Practical Examples: NVIDIA's AI Data Center Architecture
A prime example of AI data center architecture is provided by NVIDIA, a leader in the AI hardware space. Their latest GPU server, the DGX H100, features multiple high-speed fiber ports for connectivity. A single DGX SuperPOD, a cluster containing 32 GPU servers, requires 384x400G fiber links for switch fabric and storage, along with 64 copper links for management. This setup illustrates the substantial increase in fiber links compared to traditional data center architectures.
Minimizing Latency in AI Clusters
Latency is a critical factor in AI and machine learning (ML) algorithms, with significant portions of the time required to run large training models attributed to network latency. As noted in the report, "One estimate claims that 30% of the time to run a large training model is spent on network latency, and 70% is spent on compute time." To minimize latency, AI clusters aim to keep GPU servers in close proximity, with nearly all links limited to 100-metre reaches.
However, not all data centers can accommodate such configurations, especially older facilities with lower power capacities. These centers may need to space out GPU racks, further complicating the cabling requirements.
Choosing the Right Transceivers and Fiber Cables
Selecting appropriate optical transceivers and fiber cables is crucial for cost and power efficiency. The report highlights the advantages of parallel optics, which do not require the optical multiplexers and demultiplexers used in wavelength division multiplexing (WDM). For instance, 400G-DR4 transceivers with eight-fiber cables are more cost-effective than their 400G-FR4 counterparts.

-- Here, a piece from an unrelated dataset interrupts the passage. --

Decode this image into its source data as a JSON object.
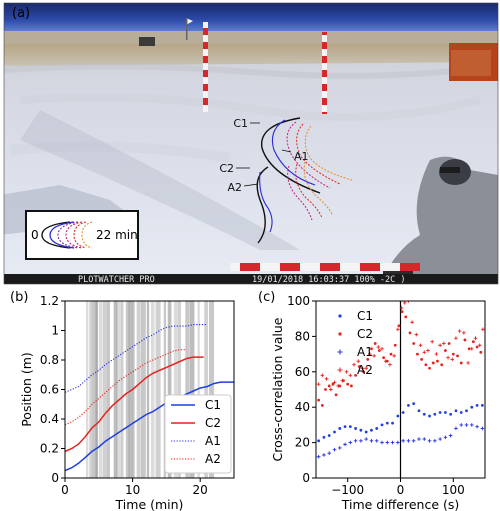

Additionally, the choice between single-mode and multimode fiber is influenced by cost and power considerations. Although single-mode transceivers have become more affordable, multimode transceivers remain less expensive and consume less power. This difference can result in significant savings, especially in large AI clusters with hundreds of transceivers.
Active Optical Cables vs. Transceivers with Fiber Cables
Active Optical Cables (AOCs) are commonly used in AI, ML, and high-performance computing (HPC) clusters. These cables integrate optical transmitters and receivers, offering an all-in-one solution. However, AOCs lack the flexibility of separate transceivers and fiber cables, making them less suitable for future upgrades and more prone to failure.
The report concludes that "carefully considering the AI cluster cabling will help save cost, power and installation time, enabling organizations to fully benefit from AI." By addressing the unique cabling needs of AI data centers, operators can ensure their facilities are equipped to handle the demands of current and future AI workloads.
As AI continues to drive data center growth, the architecture and cabling of these facilities must evolve to meet new challenges. By adopting best practices and optimizing cabling infrastructure, data centers can enhance performance, reduce costs, and support the next generation of AI innovations.